Quand je repense à mes gendarmes, je constate que je n’ai pas été assez attentif à la réalité. Justement, dans ma passion, je me suis oublié et je les ai oubliés. Je pressens qu’une voie médiane demeure possible : ne pas tout réprimer sans suivre servilement les émotions qui m’agitent, voilà le défi. Surtout, me demander ce que je désire au fond. Avant tout, je voulais que l’on me respecte, et qu’on respecte chaque personne, fût-elle infirme, toxicomane, ou les deux à la fois. Mais pourquoi ne l’ai-je pas dit calmement, posément ? Finalement, je n’ai pas accueilli ce désir pour en faire quelque chose de bon, de fécond. En écrivant ces lignes, je songe à Nietzsche : « Tout refus et toute négation témoignent d’un manque de fécondité : au fond, si nous étions un bon champ de labour, nous ne devrions rien laisser périr sans l’utiliser et nous verrions en toute chose, dans les événements et dans les hommes, de l’utile fumier, de la pluie et du soleil2. »

La bonne terre, vivante, se renouvelle sans cesse. Pour donner du fruit, nul doute que, moi aussi, je dois me régénérer et trouver des lieux où me recréer. Voilà pourquoi avant de répondre à la police, je souhaite un peu me divertir, rencontrer des amis, rire un bon coup pour revenir plus léger à mon affaire et en faire quelque chose de beau. Dès lors que le réel me nourrit, que je goûte une subtile allégresse, je puis me détacher et traverser, allégé, les conflits. Aucun renoncement ne conduit à la joie : c’est la joie qui conduit au renoncement.
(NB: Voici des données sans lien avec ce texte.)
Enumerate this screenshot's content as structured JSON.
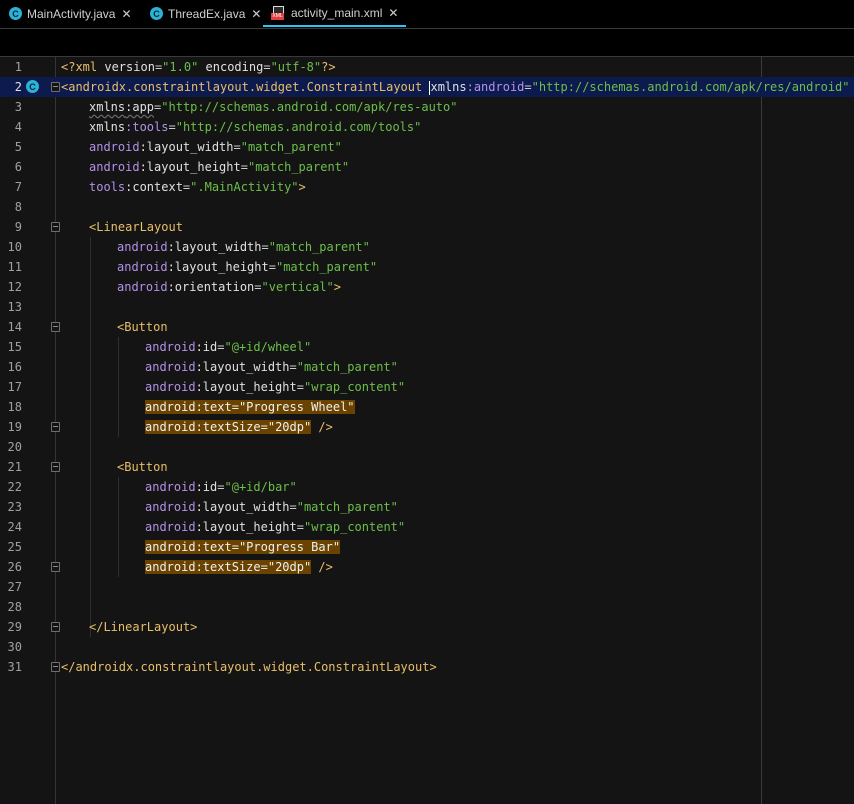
{
  "tabs": [
    {
      "label": "MainActivity.java",
      "icon": "class-c-icon",
      "active": false
    },
    {
      "label": "ThreadEx.java",
      "icon": "class-c-icon",
      "active": false
    },
    {
      "label": "activity_main.xml",
      "icon": "xml-file-icon",
      "active": true
    }
  ],
  "colors": {
    "accent": "#31c5f4",
    "string": "#6cbf4b",
    "namespace": "#b391e8",
    "tag": "#e8bf6a",
    "highlight": "#6b4300",
    "current_line": "#0d1a4d"
  },
  "editor": {
    "current_line": 2,
    "lines": [
      {
        "n": "1",
        "pi": "<?xml ",
        "a1": "version",
        "s1": "\"1.0\"",
        "a2": " encoding",
        "s2": "\"utf-8\"",
        "end": "?>"
      },
      {
        "n": "2",
        "tag": "<androidx.constraintlayout.widget.ConstraintLayout ",
        "ns": "xmlns",
        "attr": ":android",
        "str": "\"http://schemas.android.com/apk/res/android\""
      },
      {
        "n": "3",
        "ns": "xmlns",
        "attr": ":app",
        "str": "\"http://schemas.android.com/apk/res-auto\""
      },
      {
        "n": "4",
        "ns": "xmlns",
        "attr": ":tools",
        "str": "\"http://schemas.android.com/tools\""
      },
      {
        "n": "5",
        "ns": "android",
        "attr": ":layout_width",
        "str": "\"match_parent\""
      },
      {
        "n": "6",
        "ns": "android",
        "attr": ":layout_height",
        "str": "\"match_parent\""
      },
      {
        "n": "7",
        "ns": "tools",
        "attr": ":context",
        "str": "\".MainActivity\"",
        "end": ">"
      },
      {
        "n": "8"
      },
      {
        "n": "9",
        "tag": "<LinearLayout"
      },
      {
        "n": "10",
        "ns": "android",
        "attr": ":layout_width",
        "str": "\"match_parent\""
      },
      {
        "n": "11",
        "ns": "android",
        "attr": ":layout_height",
        "str": "\"match_parent\""
      },
      {
        "n": "12",
        "ns": "android",
        "attr": ":orientation",
        "str": "\"vertical\"",
        "end": ">"
      },
      {
        "n": "13"
      },
      {
        "n": "14",
        "tag": "<Button"
      },
      {
        "n": "15",
        "ns": "android",
        "attr": ":id",
        "str": "\"@+id/wheel\""
      },
      {
        "n": "16",
        "ns": "android",
        "attr": ":layout_width",
        "str": "\"match_parent\""
      },
      {
        "n": "17",
        "ns": "android",
        "attr": ":layout_height",
        "str": "\"wrap_content\""
      },
      {
        "n": "18",
        "ns": "android",
        "attr": ":text",
        "str": "\"Progress Wheel\""
      },
      {
        "n": "19",
        "ns": "android",
        "attr": ":textSize",
        "str": "\"20dp\"",
        "end": " />"
      },
      {
        "n": "20"
      },
      {
        "n": "21",
        "tag": "<Button"
      },
      {
        "n": "22",
        "ns": "android",
        "attr": ":id",
        "str": "\"@+id/bar\""
      },
      {
        "n": "23",
        "ns": "android",
        "attr": ":layout_width",
        "str": "\"match_parent\""
      },
      {
        "n": "24",
        "ns": "android",
        "attr": ":layout_height",
        "str": "\"wrap_content\""
      },
      {
        "n": "25",
        "ns": "android",
        "attr": ":text",
        "str": "\"Progress Bar\""
      },
      {
        "n": "26",
        "ns": "android",
        "attr": ":textSize",
        "str": "\"20dp\"",
        "end": " />"
      },
      {
        "n": "27"
      },
      {
        "n": "28"
      },
      {
        "n": "29",
        "tag": "</LinearLayout>"
      },
      {
        "n": "30"
      },
      {
        "n": "31",
        "tag": "</androidx.constraintlayout.widget.ConstraintLayout>"
      }
    ]
  }
}
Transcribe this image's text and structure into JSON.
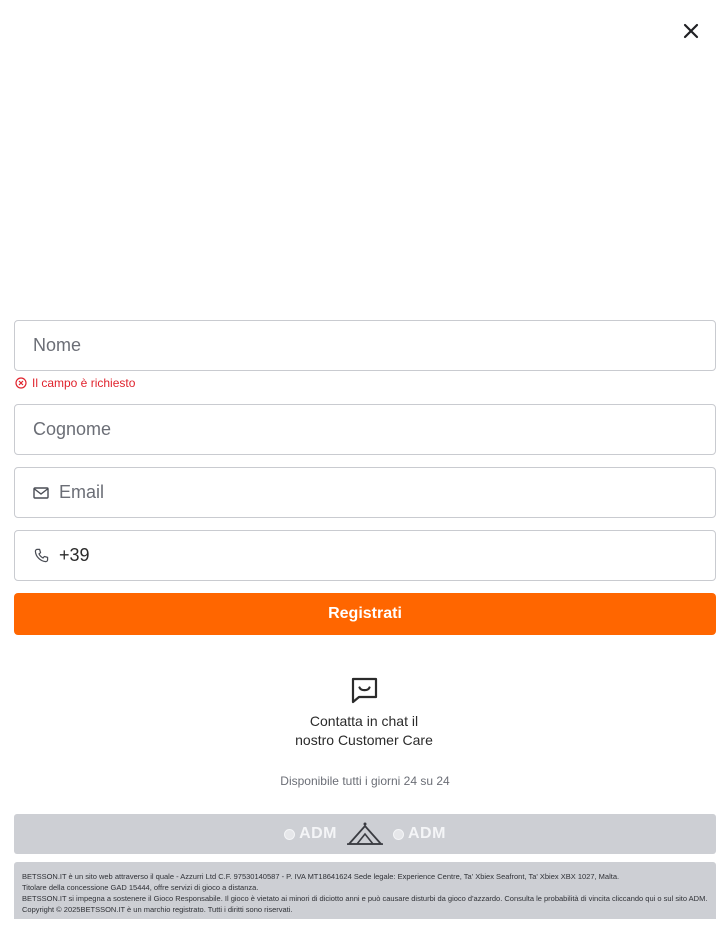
{
  "form": {
    "first_name_placeholder": "Nome",
    "first_name_error": "Il campo è richiesto",
    "last_name_placeholder": "Cognome",
    "email_placeholder": "Email",
    "phone_value": "+39",
    "submit_label": "Registrati"
  },
  "support": {
    "chat_line1": "Contatta in chat il",
    "chat_line2": "nostro Customer Care",
    "availability": "Disponibile tutti i giorni 24 su 24"
  },
  "footer": {
    "logos": [
      "ADM",
      "ADM"
    ],
    "legal_lines": [
      "BETSSON.IT è un sito web attraverso il quale - Azzurri Ltd C.F. 97530140587 - P. IVA MT18641624 Sede legale: Experience Centre, Ta' Xbiex Seafront, Ta' Xbiex XBX 1027, Malta.",
      "Titolare della concessione GAD 15444, offre servizi di gioco a distanza.",
      "BETSSON.IT si impegna a sostenere il Gioco Responsabile. Il gioco è vietato ai minori di diciotto anni e può causare disturbi da gioco d'azzardo. Consulta le probabilità di vincita cliccando qui o sul sito ADM.",
      "Copyright © 2025BETSSON.IT è un marchio registrato. Tutti i diritti sono riservati."
    ]
  },
  "icons": {
    "close": "close-icon",
    "error": "error-circle-icon",
    "email": "mail-icon",
    "phone": "phone-icon",
    "chat": "chat-icon"
  },
  "colors": {
    "accent": "#ff6600",
    "error": "#e0232d",
    "footer_bg": "#cdcfd4"
  }
}
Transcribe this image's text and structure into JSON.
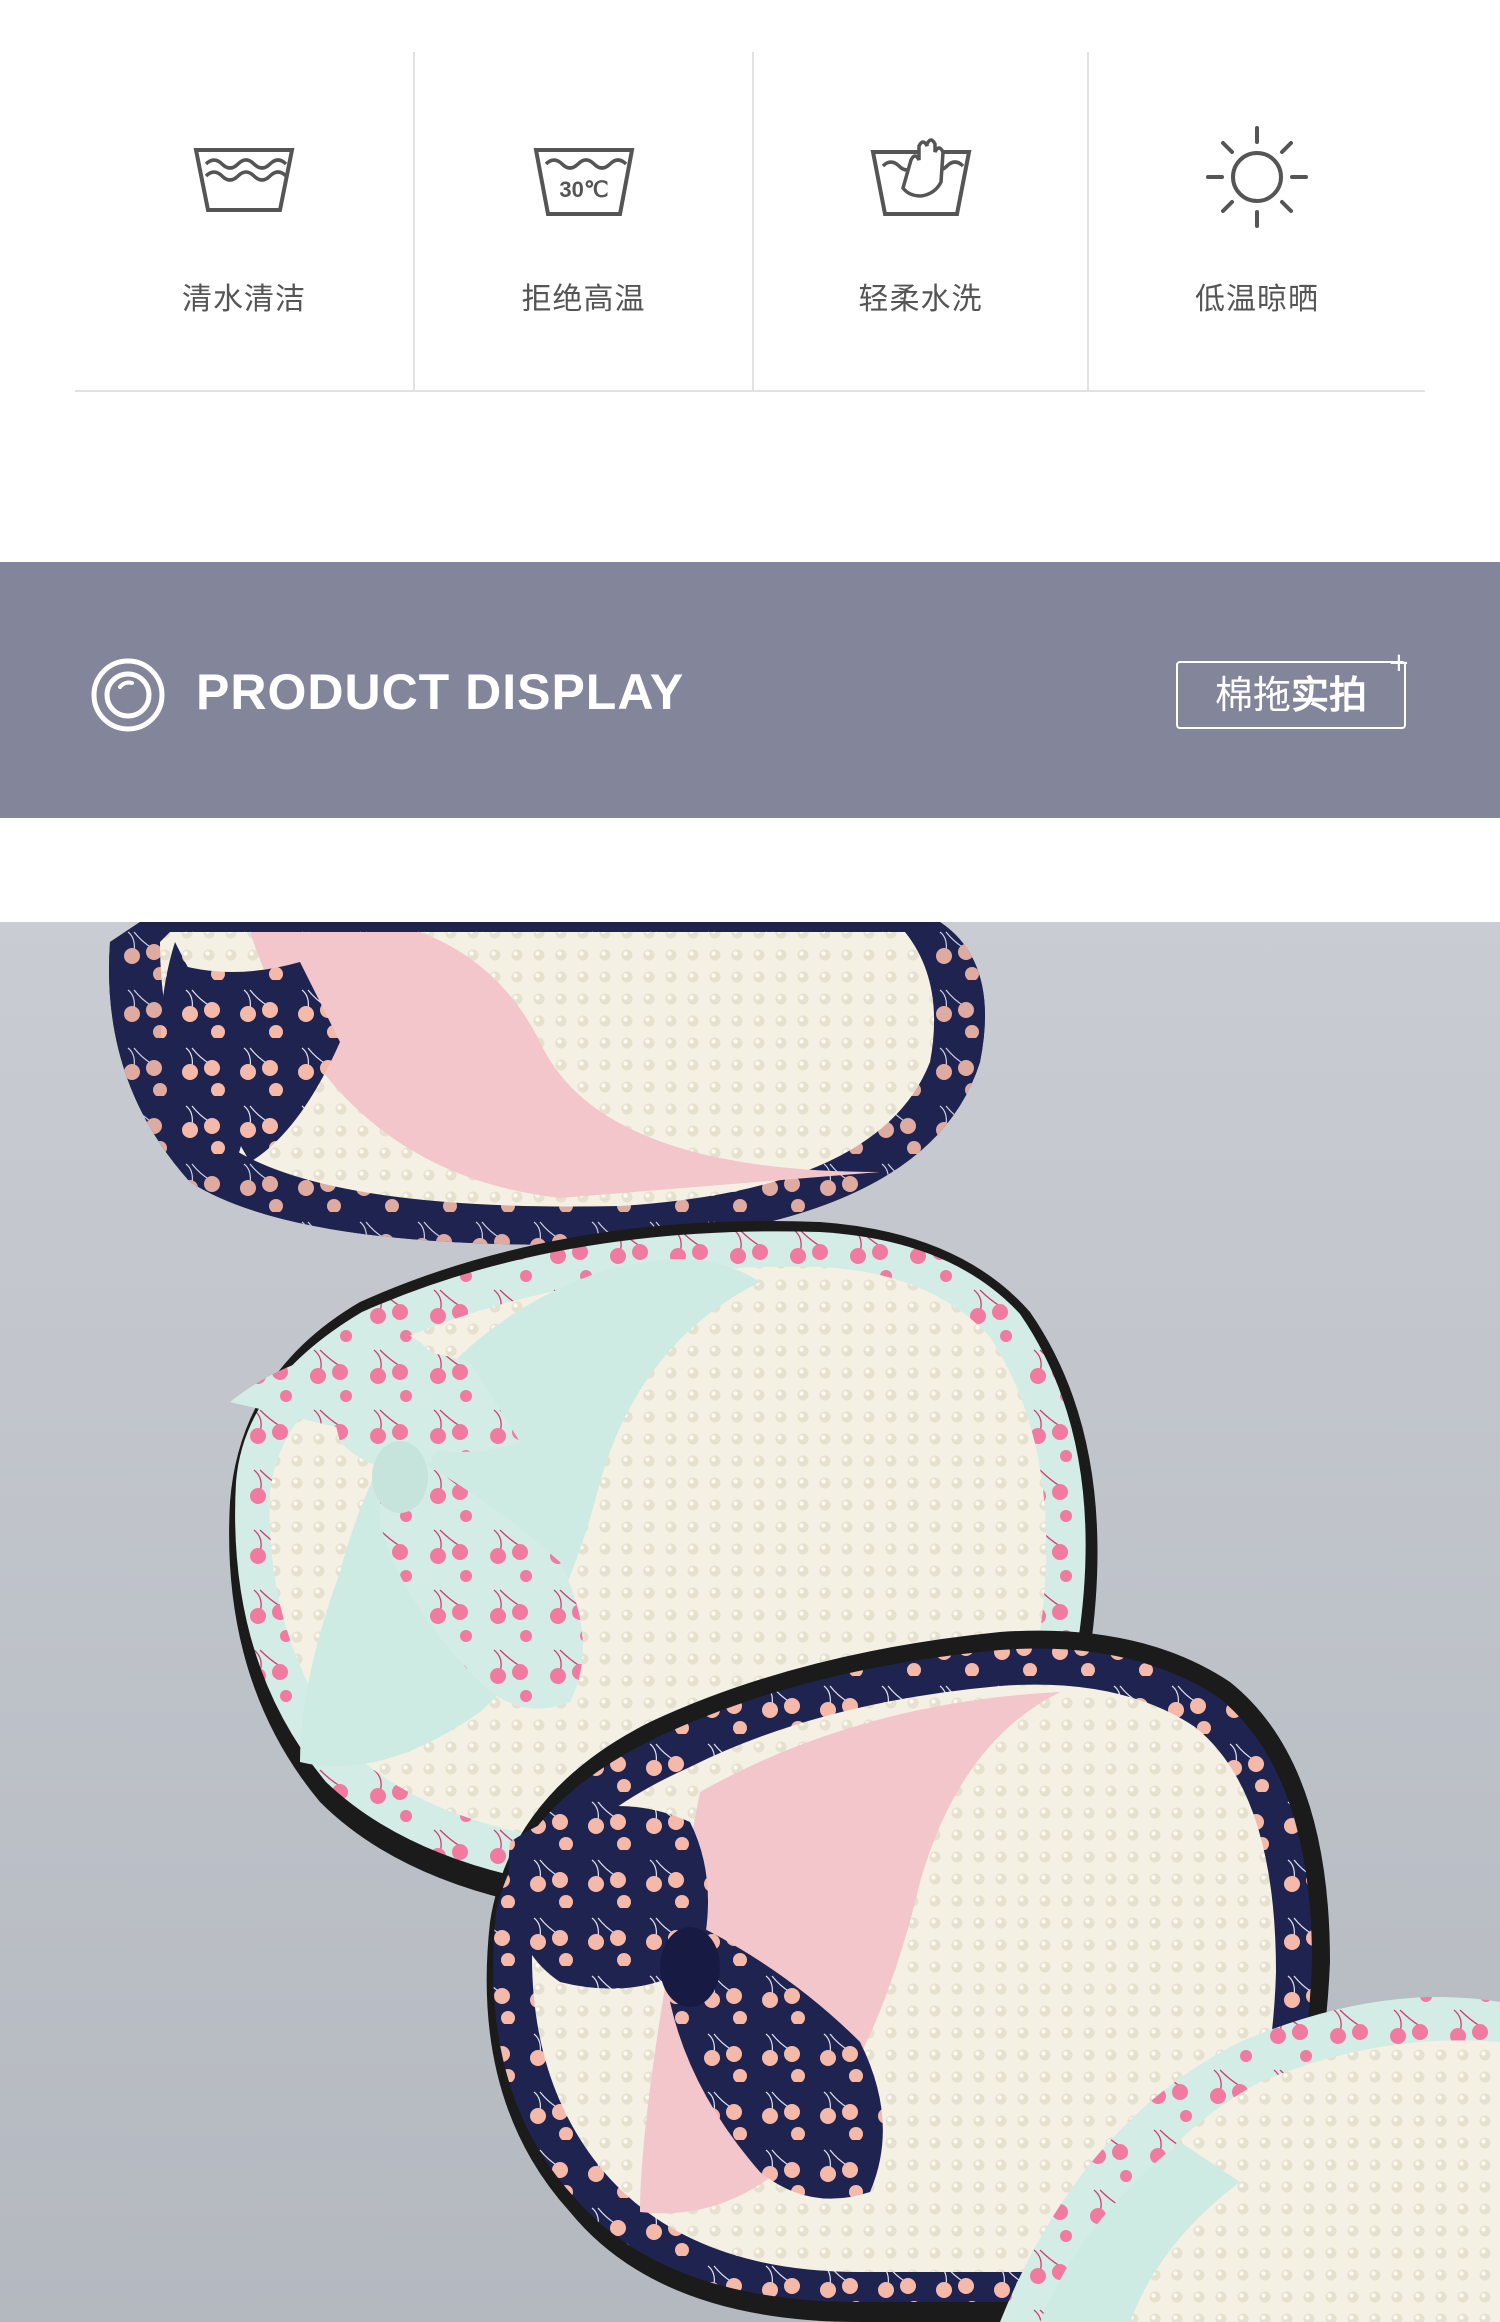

La bonne terre ne nie pas l’impuissance, elle ne banalise pas la faiblesse, elle les reçoit pour en faire un terreau fertile.

En quittant mon appartement, je veux mourir à cet homme agité, en colère, obsédé par la normalité. Mourir à tout cela, ce n’est certes pas nier mais déposer pour un temps ce fardeau, le rendre à la vie. Je ne suis pas assez sot pour refuser tout le capharnaüm qui réside en moi et je me souviens avec jubilation de cette autre parole de Nietzsche : « Il faut porter encore en soi un chaos, pour pouvoir mettre au monde une étoile dansante3. »

1.

S. Morinaga, La Leçon du Zen. Face à mon incommensurable stupidité, op. cit., p. 150.

2.

F. Nietzsche, Humain, trop humain, « Opinions et sentences mêlées », par. 332, in F. Nietzsche, Œuvres, op. cit., p. 811.

3.

F. Nietzsche, ibid., Ainsi parlait Zarathoustra, par. 5, p. 295.